Path: utzoo!utgpu!water!watmath!clyde!att!rutgers!iuvax!pur-ee!a.cs.uiuc.edu!p.cs.uiuc.edu!gillies
From: gillies@p.cs.uiuc.edu
Newsgroups: comp.edu
Subject: Re: CS with Laboratories
Message-ID: <82400008@p.cs.uiuc.edu>
Date: 5 Jul 88 05:32:00 GMT
References: <1018@ndsuvax.UUCP>
Lines: 26
Nf-ID: #R:ndsuvax.UUCP:1018:p.cs.uiuc.edu:82400008:000:1411
Nf-From: p.cs.uiuc.edu!gillies    Jul  5 00:32:00 1988


I disagree with the base note writer.  Think back a mere 15 years --
how was computer science taught at the major schools?  People
submitted card decks to computer operators and picked up their
printouts 1/2 an hour later.  If you were a grad student at an
exceptional department, you could interact with the front panel of a
PDP-11.  These schools still produced good programmers.

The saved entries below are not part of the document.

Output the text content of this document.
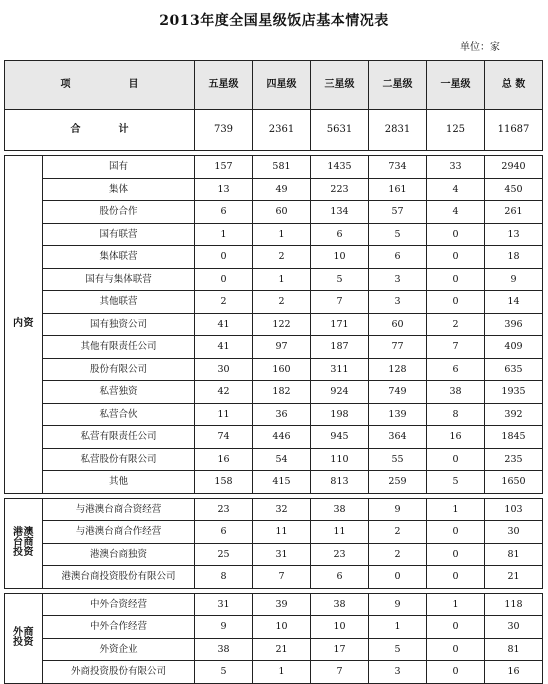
2013年度全国星级饭店基本情况表
单位：家
项　目		五星级	四星级	三星级	二星级	一星级	总 数
合　计		739	2361	5631	2831	125	11687

内资	国有	157	581	1435	734	33	2940
	集体	13	49	223	161	4	450
	股份合作	6	60	134	57	4	261
	国有联营	1	1	6	5	0	13
	集体联营	0	2	10	6	0	18
	国有与集体联营	0	1	5	3	0	9
	其他联营	2	2	7	3	0	14
	国有独资公司	41	122	171	60	2	396
	其他有限责任公司	41	97	187	77	7	409
	股份有限公司	30	160	311	128	6	635
	私营独资	42	182	924	749	38	1935
	私营合伙	11	36	198	139	8	392
	私营有限责任公司	74	446	945	364	16	1845
	私营股份有限公司	16	54	110	55	0	235
	其他	158	415	813	259	5	1650

港澳
台商
投资	与港澳台商合资经营	23	32	38	9	1	103
	与港澳台商合作经营	6	11	11	2	0	30
	港澳台商独资	25	31	23	2	0	81
	港澳台商投资股份有限公司	8	7	6	0	0	21

外商
投资	中外合资经营	31	39	38	9	1	118
	中外合作经营	9	10	10	1	0	30
	外资企业	38	21	17	5	0	81
	外商投资股份有限公司	5	1	7	3	0	16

The basics necessary for teaching computer science have never been
cheaper.  Computer hardware DOES NOT obey the economic principals that
cause nightmares for Chemistry and Physics departments.  Even small
schools should have little difficulty affording the equipment to teach
compiler techniques, optimization, operating systems, AI, or numerical
analysis.  However, it may take some curriculum (software) development
by an expert professor and some graduate students.

Advanced (not Beginning) Computer graphics may be the only area where
you'll have problems.  Ideally, every student might need a PIXAR
machine, or at least a Iris workstation.

VLSI and PAL design is another story.  These technologies are
expensive and state-of-the-art equipment is not getting much cheaper.
Maybe we can call this part of the curriculum EE, and dispense with
the problem?  I think ALS7400 TTL technology is still sufficient to
learn the rudimentary basics, much as card-deck programming was close
enough "to the real thing" in the 1970's.